Sejarah Pahit: Belajar dari Revitalisasi yang Gagal
Kegagalan revitalisasi bukan sekadar teori, banyak pasar di Indonesia yang dihitung pekerjaan sukses secara fisik, tapi gagal menjaga pasar sebagai ruang hidup:
• Pasar Turi, Surabaya (2007–2015): Setelah dibangun dengan konsep modern, banyak pedagang lama tak mampu bertahan karena harga kios tinggi dan konflik berkepanjangan antara pengembang, pemerintah, dan pedagang. Pasar legendaris itu pun kehilangan denyut ekonominya.
• Pasar Johar, Semarang: Usai kebakaran, pasar dibangun kembali secara megah. Sayangnya biaya sewa kios melonjak sehingga gedung besar tampak sepi, sementara pedagang kecil memilih berjualan di pinggir jalan.

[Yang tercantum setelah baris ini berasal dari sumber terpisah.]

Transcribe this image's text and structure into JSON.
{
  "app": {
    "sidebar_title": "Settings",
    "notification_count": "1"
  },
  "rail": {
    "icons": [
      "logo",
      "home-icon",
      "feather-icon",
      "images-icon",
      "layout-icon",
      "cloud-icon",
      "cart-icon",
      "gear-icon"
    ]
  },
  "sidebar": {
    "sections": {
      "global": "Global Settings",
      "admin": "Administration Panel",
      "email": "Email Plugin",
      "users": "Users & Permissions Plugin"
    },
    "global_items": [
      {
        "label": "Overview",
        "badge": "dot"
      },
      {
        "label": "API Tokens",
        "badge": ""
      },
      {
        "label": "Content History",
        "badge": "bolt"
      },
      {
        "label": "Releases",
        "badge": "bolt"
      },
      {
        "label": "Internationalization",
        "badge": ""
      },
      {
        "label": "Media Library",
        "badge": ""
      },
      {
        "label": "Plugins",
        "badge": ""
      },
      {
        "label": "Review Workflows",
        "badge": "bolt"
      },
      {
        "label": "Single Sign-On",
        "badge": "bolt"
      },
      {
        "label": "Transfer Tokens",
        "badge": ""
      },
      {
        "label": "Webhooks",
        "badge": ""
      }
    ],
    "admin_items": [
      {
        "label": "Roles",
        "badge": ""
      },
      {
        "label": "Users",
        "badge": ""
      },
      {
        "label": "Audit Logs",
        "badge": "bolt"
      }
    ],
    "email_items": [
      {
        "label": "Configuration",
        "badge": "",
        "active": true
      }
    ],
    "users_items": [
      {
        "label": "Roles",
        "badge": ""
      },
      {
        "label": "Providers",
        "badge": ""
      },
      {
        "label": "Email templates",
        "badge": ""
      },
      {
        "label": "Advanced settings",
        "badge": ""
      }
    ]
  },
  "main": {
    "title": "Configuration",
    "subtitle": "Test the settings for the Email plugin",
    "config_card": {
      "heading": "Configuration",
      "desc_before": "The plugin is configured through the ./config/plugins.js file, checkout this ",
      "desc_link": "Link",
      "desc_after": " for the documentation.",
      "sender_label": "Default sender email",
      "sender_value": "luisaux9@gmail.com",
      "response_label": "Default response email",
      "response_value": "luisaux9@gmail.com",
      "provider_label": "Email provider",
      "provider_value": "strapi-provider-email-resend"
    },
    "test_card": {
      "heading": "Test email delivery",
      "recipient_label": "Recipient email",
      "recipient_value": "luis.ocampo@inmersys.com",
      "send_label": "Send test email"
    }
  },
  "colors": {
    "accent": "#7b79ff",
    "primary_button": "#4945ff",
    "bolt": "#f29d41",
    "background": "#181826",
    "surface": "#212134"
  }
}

• Pasar Klewer, Solo: Pasca revitalisasi, suasanan pasar batik justru kehilangan atmosfirnya. Pengunjung menurun, interaksi sosial memudar, budaya runtuh di tengah gemerlap fisik.

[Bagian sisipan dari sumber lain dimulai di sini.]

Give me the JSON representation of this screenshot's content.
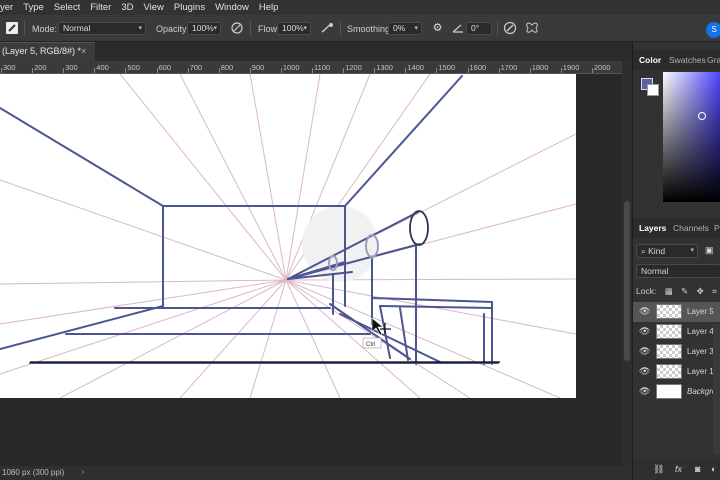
{
  "menu": [
    "yer",
    "Type",
    "Select",
    "Filter",
    "3D",
    "View",
    "Plugins",
    "Window",
    "Help"
  ],
  "options": {
    "mode_label": "Mode:",
    "mode_value": "Normal",
    "opacity_label": "Opacity:",
    "opacity_value": "100%",
    "flow_label": "Flow:",
    "flow_value": "100%",
    "smoothing_label": "Smoothing:",
    "smoothing_value": "0%",
    "angle_value": "0°"
  },
  "document_tab": {
    "title": "(Layer 5, RGB/8#) *",
    "close": "×"
  },
  "ruler_ticks": [
    "300",
    "200",
    "300",
    "400",
    "500",
    "600",
    "700",
    "800",
    "900",
    "1000",
    "1100",
    "1200",
    "1300",
    "1400",
    "1500",
    "1600",
    "1700",
    "1800",
    "1900",
    "2000"
  ],
  "tooltip": "Ctrl",
  "status": {
    "text": "1080 px (300 ppi)",
    "caret": "›"
  },
  "panels": {
    "color_tabs": [
      "Color",
      "Swatches",
      "Gra"
    ],
    "layers_tabs": [
      "Layers",
      "Channels",
      "P"
    ],
    "kind_label": "Kind",
    "blend_mode": "Normal",
    "lock_label": "Lock:",
    "layers": [
      {
        "name": "Layer 5",
        "selected": true,
        "background": false
      },
      {
        "name": "Layer 4",
        "selected": false,
        "background": false
      },
      {
        "name": "Layer 3",
        "selected": false,
        "background": false
      },
      {
        "name": "Layer 1",
        "selected": false,
        "background": false
      },
      {
        "name": "Background",
        "selected": false,
        "background": true
      }
    ],
    "foreground_color": "#5a5fa8",
    "background_color": "#ffffff"
  },
  "colors": {
    "sketch_blue": "#4b5590",
    "guide_pink": "#d9b3bd",
    "accent": "#1473e6"
  },
  "icons": [
    "brush-icon",
    "settings-icon",
    "angle-icon",
    "butterfly-icon",
    "search-icon",
    "eye-icon",
    "lock-icon",
    "fx-icon",
    "link-icon"
  ]
}
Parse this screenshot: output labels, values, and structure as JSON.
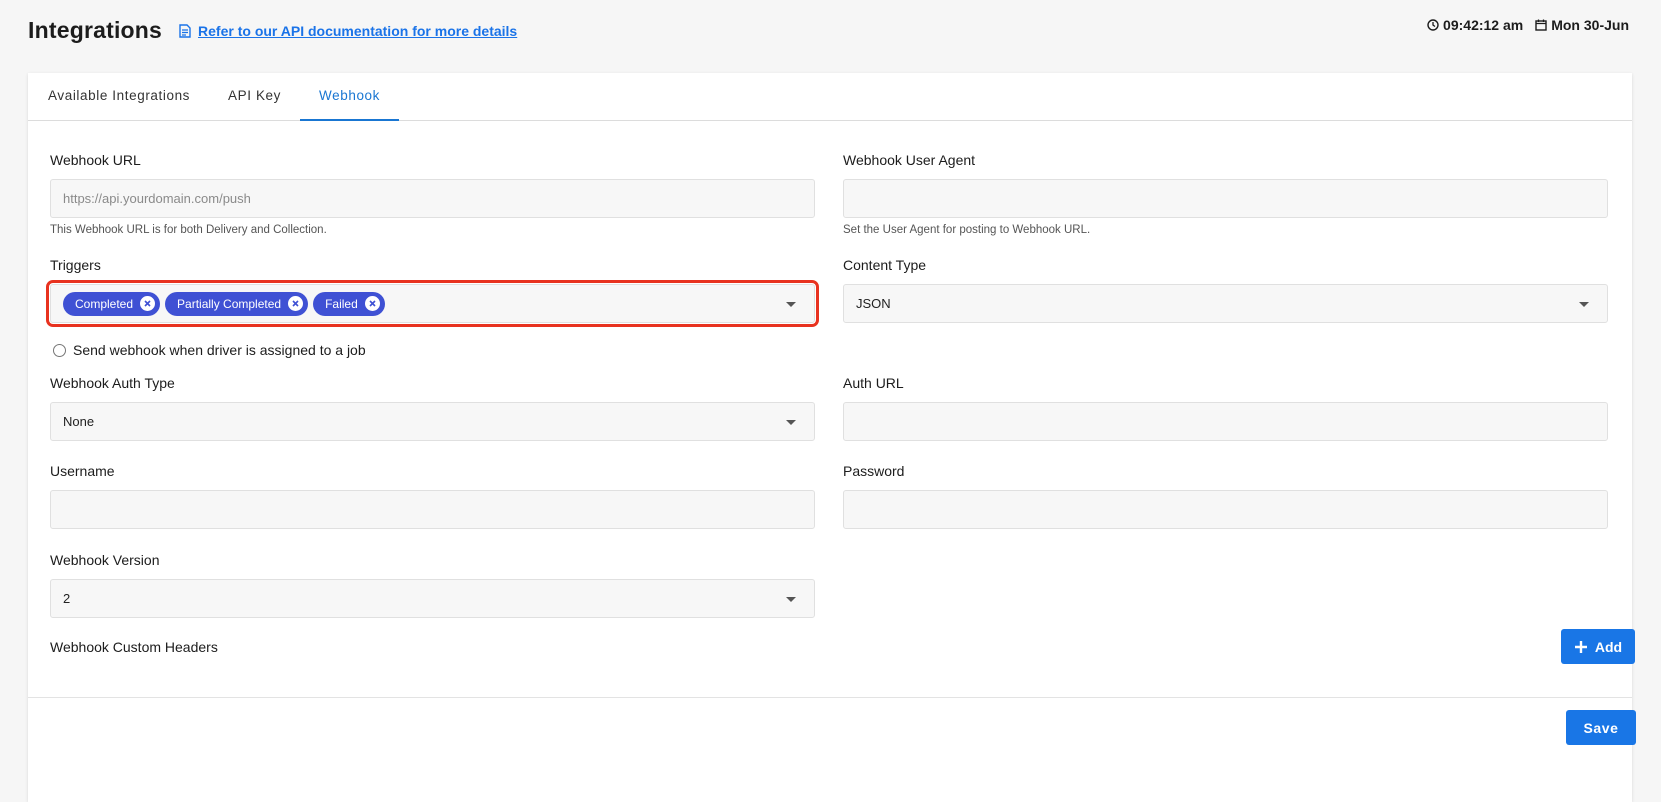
{
  "header": {
    "title": "Integrations",
    "doc_link": "Refer to our API documentation for more details",
    "time": "09:42:12 am",
    "date": "Mon 30-Jun"
  },
  "tabs": [
    {
      "label": "Available Integrations",
      "active": false
    },
    {
      "label": "API Key",
      "active": false
    },
    {
      "label": "Webhook",
      "active": true
    }
  ],
  "form": {
    "webhook_url": {
      "label": "Webhook URL",
      "value": "",
      "placeholder": "https://api.yourdomain.com/push",
      "help": "This Webhook URL is for both Delivery and Collection."
    },
    "user_agent": {
      "label": "Webhook User Agent",
      "value": "",
      "help": "Set the User Agent for posting to Webhook URL."
    },
    "triggers": {
      "label": "Triggers",
      "chips": [
        "Completed",
        "Partially Completed",
        "Failed"
      ]
    },
    "content_type": {
      "label": "Content Type",
      "value": "JSON"
    },
    "driver_assigned": {
      "label": "Send webhook when driver is assigned to a job",
      "checked": false
    },
    "auth_type": {
      "label": "Webhook Auth Type",
      "value": "None"
    },
    "auth_url": {
      "label": "Auth URL",
      "value": ""
    },
    "username": {
      "label": "Username",
      "value": ""
    },
    "password": {
      "label": "Password",
      "value": ""
    },
    "version": {
      "label": "Webhook Version",
      "value": "2"
    },
    "custom_headers": {
      "label": "Webhook Custom Headers",
      "add_label": "Add"
    }
  },
  "footer": {
    "save_label": "Save"
  },
  "colors": {
    "accent": "#1976e6",
    "chip": "#3f51d4",
    "highlight": "#e8321f"
  }
}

Kegagalan-kegagalan itu menunjukkan bahwa revitalisasi yang hanya mengutamakan struktur fisik dan estetika ternyata tidak cukup tanpa memperhatikan ruang hidup, biaya, dan kebutuhan pedagang serta pengunjung.
Data dari Badan Pusat Statistik (BPS, 2023) menunjukkan bahwa jumlah pasar tradisional di Indonesia terus menurun, sementara pasar modern meningkat 8–10 persen setiap tahun.